MAKASSAR, BACAPESAN.COM – Pengawalan Depo Pertamina Makassar akan memasuki babak baru. Pasalnya, Depo yang berada di Jalan Sabutung Kelurahan Tamalabba, Kecamatan Ujung Tanah, Kota Makassar, tersebut telah disuarakan oleh sejumlah massa aksi dan mahasiswa di kantor DPRD Sulsel.
Apalagi, saat itu Pj Gubernur Sulsel Bahtiar juga sedang berada di kantor DPRD Sulsel, Jalan Urip Sumuharjo Makassar pada Rabu 6 September 2023.
Menanggapi massa aksi yang menuntut relokasi atau pemindahan Depo Pertamina, DPRD Sulsel telah mengeluarkan surat undangan Rapat Dengar Pendapat (RDP) pada Jumat 8 September 2023 untuk membahas relokasi Depo Pertamina. Dalam undangan, Gubernur Sulsel, Kadis ESDM Sulsel, dan GM PT Pertamina MOR VII Makassar akan dihadirkan dalam RDP tersebut.
Pada Rabu (6/9/2023) kemarin, puluhan mahasiswa yang tergabung pada Aliansi IMM Kota Makassar dan HMI MPO Kota Makassar menggelar aksi demonstrasi di depan DPRD Prov. Sulawesi Selatan.
Mereka menuntut DPRD untuk merelokasi Depo karena lokasinya dianggap berbahaya untuk warga. “Tapi pada nyatanya, pada hari ini, kita melihat Depo Pertamina (Makassar) itu hanya berjarak 19 meter saja dari permukiman warga, kalau kita survei ke sana, bau gas, bau BBMnya kemudian sangat menyengat (sampai) kepada masyarakat itu sendiri,” tegas Jendlap.
Aliansi IMM Kota Makassar dan HMI MPO Kota Makassar, mereka menuntut dua hal. Yakni, Evaluasi Pertamina Makassar sesuai instruksi dari Presiden Joko Widodo dan Pindahkan Depo Pertamina Makassar.
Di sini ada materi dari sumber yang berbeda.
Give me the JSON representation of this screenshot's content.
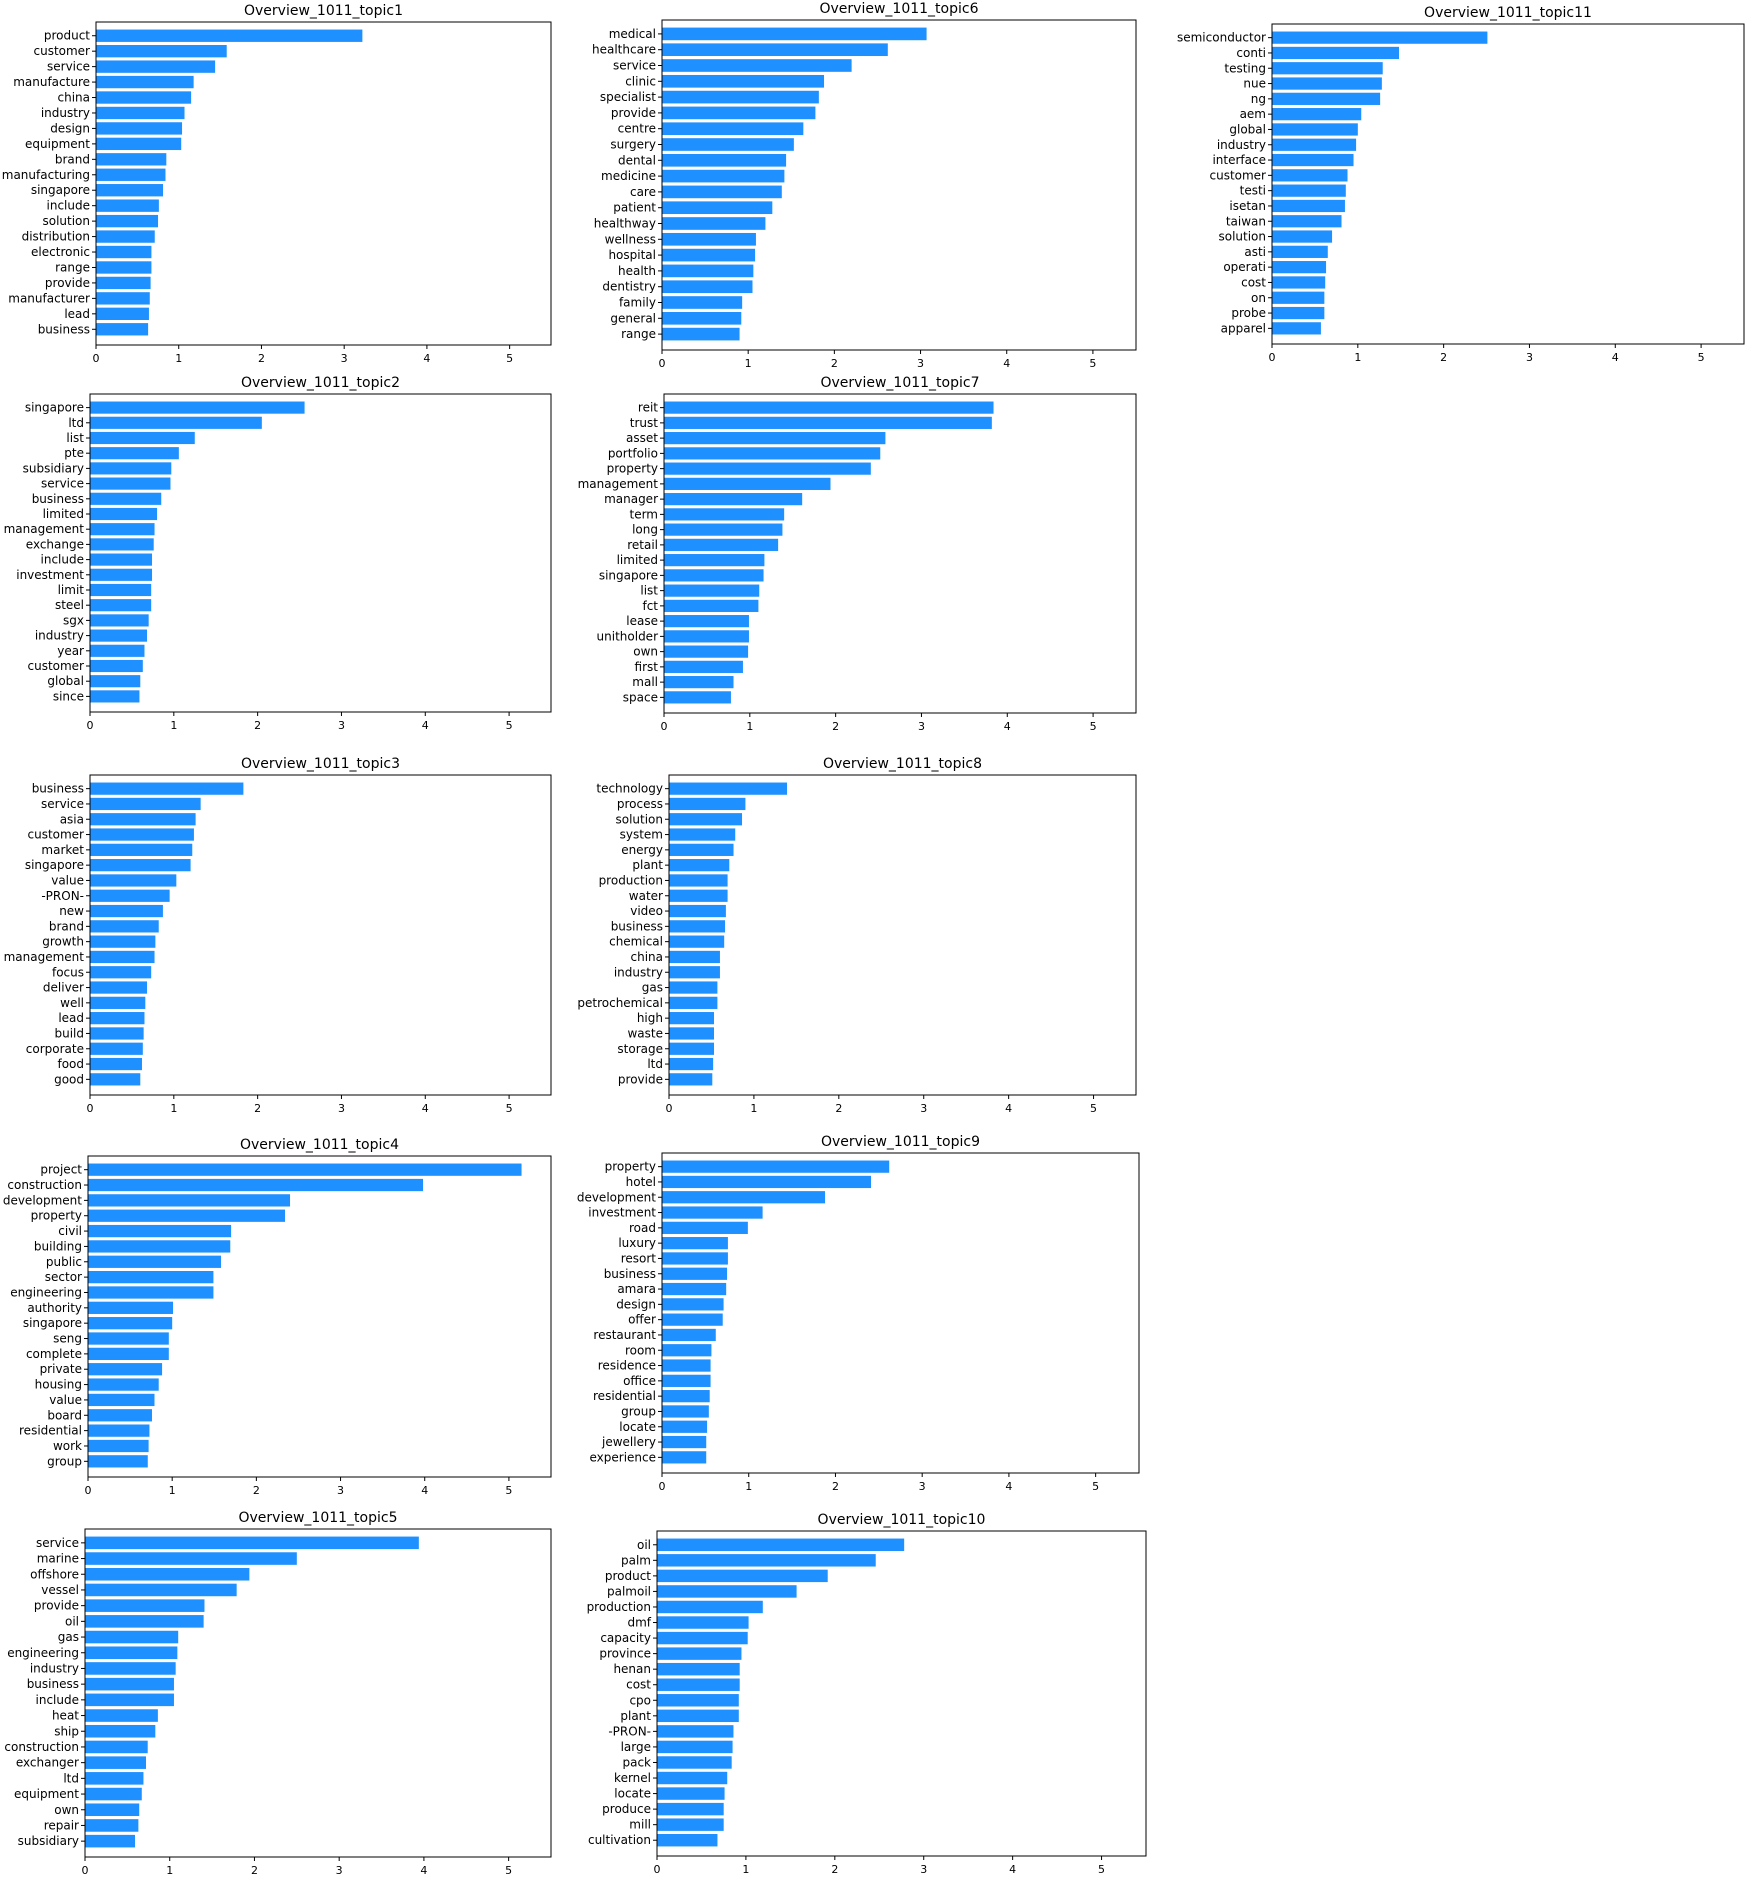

Terpisah, Syaharuddin Alrif selaku Wakil Ketua I DPRD Sulsel baru keluar menemui massa aksi setelah demonstrasi berlangsung kurang lebih selama satu jam. Syaharuddin, yang juga Sekretaris DPW Nasdem Sulsel, menerima bahwa lokasi Depo Pertamina adalah sebuah masalah.
“Hanya berjarak kurang lebih 19 meter dari bangunan rumah warga, maka tentu ini menjadi sebuah permasalahan,” tutur Syaharuddin.
Tuntutan untuk merelokasi Depo juga diterima oleh Syaharuddin dan akan dibahas lebih lanjut dalam forum RDP yang akan digelar pada Jumat (8/9/2023) besok.
“Untuk itu, (saya) meminta kepada staf persiapkan RDP (untuk) besok lusa (Jumat, 8 September 2023),” terang Syaharuddin kepada massa aksi.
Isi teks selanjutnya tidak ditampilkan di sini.